Una obra con la grandeza de Incendios necesita una puesta en escena a la altura, y pocos hombres de teatro hay tan capacitados como Mario Gas para hacer frente al envite. La multitud de niveles a los que funciona Incendios hace de su ejecución un difícil juego de equilibrios en los que, con que falle un eje, todo el montaje se viene abajo. No se trata ya solo de lograr la convergencia de espacios y tiempos, sino de alcanzar una fluidez que dé unidad y coherencia a una historia que puede salir disparada en cualquier dirección. Y lo que consigue Gas es que la complejidad de la obra se transforme en pura sencillez, que los afluentes desemboquen con perfecta naturalidad, que todo sea comprensible. Apoyado en una escenografía de apariencia simple obra de Carl Fillion y Anna Tussell, unos vídeos perfectamente integrados de Álvaro Luna y una iluminación precisa de Felipe Ramos, el escenario se transforma en un campo de batalla, un cementerio del que es necesario escapar para alcanzar la vida. Y Gas sitúa al espectador en el centro de esta tragedia, sin permitirle ni un segundo de sosiego durante las tres horas de función. Si en el teatro todo es metáfora, en este Incendios hasta las metáforas tienen alma.

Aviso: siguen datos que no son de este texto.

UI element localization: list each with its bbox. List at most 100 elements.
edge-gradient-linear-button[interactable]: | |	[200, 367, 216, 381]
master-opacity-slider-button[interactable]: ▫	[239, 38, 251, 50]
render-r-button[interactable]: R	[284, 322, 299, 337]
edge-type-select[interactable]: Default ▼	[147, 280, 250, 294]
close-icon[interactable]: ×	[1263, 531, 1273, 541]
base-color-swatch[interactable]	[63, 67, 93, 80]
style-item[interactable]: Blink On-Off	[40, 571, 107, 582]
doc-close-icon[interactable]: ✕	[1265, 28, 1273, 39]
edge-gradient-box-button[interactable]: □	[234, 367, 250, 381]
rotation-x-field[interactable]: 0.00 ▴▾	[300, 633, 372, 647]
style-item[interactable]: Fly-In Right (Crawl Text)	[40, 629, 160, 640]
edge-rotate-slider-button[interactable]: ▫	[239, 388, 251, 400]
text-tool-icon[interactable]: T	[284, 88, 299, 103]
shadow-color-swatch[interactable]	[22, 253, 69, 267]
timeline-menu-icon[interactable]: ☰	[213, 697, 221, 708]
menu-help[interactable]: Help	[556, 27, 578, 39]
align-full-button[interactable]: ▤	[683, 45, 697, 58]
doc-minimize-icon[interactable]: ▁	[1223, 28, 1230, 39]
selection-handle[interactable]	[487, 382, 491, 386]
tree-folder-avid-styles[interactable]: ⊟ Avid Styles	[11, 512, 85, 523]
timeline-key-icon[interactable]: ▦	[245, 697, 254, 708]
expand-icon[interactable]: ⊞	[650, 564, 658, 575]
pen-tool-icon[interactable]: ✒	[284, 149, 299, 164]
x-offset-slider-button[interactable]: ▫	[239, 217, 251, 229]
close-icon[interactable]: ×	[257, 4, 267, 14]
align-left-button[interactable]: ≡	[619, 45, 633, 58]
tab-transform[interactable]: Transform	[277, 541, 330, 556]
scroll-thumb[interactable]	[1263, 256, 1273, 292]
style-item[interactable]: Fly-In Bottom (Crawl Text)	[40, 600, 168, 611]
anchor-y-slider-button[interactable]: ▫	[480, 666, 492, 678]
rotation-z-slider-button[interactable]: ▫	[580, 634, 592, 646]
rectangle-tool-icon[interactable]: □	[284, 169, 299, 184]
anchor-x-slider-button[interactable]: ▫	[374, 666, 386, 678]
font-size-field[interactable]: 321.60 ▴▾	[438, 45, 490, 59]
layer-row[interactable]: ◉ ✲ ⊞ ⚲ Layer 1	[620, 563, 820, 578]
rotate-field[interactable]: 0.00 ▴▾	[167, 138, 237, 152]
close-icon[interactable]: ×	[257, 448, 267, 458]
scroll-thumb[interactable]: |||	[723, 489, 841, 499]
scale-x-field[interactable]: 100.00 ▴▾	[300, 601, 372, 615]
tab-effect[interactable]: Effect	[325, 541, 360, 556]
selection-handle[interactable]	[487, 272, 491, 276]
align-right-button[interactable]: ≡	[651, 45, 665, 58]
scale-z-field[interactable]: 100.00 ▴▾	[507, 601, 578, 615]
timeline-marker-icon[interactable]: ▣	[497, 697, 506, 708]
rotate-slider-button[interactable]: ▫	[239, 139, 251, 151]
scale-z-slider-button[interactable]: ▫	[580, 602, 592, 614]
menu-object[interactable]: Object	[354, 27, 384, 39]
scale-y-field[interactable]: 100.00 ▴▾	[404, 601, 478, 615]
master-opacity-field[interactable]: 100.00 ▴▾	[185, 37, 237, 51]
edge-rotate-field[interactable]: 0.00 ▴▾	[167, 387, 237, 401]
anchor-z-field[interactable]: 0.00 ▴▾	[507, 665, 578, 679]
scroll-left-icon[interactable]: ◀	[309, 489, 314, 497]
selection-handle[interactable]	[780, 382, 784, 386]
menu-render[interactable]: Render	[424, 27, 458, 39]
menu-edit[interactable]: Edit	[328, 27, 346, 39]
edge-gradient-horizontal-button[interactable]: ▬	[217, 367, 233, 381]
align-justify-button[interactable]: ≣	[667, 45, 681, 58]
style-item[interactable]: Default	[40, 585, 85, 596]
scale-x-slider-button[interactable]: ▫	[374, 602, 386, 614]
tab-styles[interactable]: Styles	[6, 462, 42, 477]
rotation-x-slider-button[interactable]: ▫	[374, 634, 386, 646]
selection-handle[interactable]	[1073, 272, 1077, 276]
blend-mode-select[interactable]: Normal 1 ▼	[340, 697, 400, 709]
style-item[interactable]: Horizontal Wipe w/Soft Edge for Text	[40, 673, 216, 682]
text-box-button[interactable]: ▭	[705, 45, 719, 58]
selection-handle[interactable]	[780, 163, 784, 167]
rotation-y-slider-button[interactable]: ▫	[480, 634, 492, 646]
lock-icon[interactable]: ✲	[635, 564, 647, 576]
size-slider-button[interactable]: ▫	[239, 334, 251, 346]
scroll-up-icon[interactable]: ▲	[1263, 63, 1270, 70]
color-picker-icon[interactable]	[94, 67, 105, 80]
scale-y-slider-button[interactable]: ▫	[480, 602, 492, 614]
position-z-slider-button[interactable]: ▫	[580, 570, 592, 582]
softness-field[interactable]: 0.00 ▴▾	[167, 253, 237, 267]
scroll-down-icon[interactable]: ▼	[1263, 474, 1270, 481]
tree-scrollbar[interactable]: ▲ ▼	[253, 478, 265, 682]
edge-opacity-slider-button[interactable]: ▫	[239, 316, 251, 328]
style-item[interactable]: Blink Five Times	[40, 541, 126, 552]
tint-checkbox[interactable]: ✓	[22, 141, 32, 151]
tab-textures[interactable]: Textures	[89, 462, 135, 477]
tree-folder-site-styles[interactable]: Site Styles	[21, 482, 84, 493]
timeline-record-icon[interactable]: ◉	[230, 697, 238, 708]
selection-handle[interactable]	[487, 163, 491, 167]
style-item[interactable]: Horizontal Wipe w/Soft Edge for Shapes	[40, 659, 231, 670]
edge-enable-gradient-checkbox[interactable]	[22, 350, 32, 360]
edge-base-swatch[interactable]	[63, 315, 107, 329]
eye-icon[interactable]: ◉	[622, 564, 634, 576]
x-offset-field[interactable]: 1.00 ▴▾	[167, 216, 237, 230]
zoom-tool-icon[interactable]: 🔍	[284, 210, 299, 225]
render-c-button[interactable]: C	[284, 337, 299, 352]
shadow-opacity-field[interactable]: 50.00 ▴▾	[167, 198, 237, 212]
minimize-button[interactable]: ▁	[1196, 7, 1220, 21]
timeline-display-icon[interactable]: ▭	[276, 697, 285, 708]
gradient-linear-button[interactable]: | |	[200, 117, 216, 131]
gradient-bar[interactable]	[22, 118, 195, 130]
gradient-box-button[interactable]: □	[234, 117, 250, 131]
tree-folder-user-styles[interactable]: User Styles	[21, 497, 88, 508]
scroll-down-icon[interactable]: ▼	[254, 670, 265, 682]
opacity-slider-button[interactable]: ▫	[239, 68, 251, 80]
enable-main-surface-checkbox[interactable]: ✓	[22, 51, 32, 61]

Pero la dirección de Gas no se queda en la puesta en escena, solo su gran labor puede explicar el extraordinario nivel de todas las interpretaciones, de los actores que ya son mitos en sí y de aquellos que no conocíamos. ¿Qué se puede decir de Ramón Barea o Nuria Espert? Tópico: que solo por verlos ya merecería la pena pagar la entrada. Hipérbole: que sus interpretaciones permanecerán para siempre. Pero es que así lo sentimos, más allá de que Incendios sea una de las grandes obras de lo que llevamos de siglo XXI, este montaje permanecerá como una de las cumbres interpretativas de estos actores a los que no les faltan momentos de gloria. Y, como decíamos, el resto del reparto no se queda atrás. Llenos de fuerza (¿cómo terminarán después de cada función? Representar Incendios debe de ser más duro que estar tres horas remando), de profundidad, de matices, los actores de Incendios lo ponen todo para conseguir que esta obra sea todavía más que una excelente obra de teatro. Lo que decía, hacen que Incendios sea el teatro.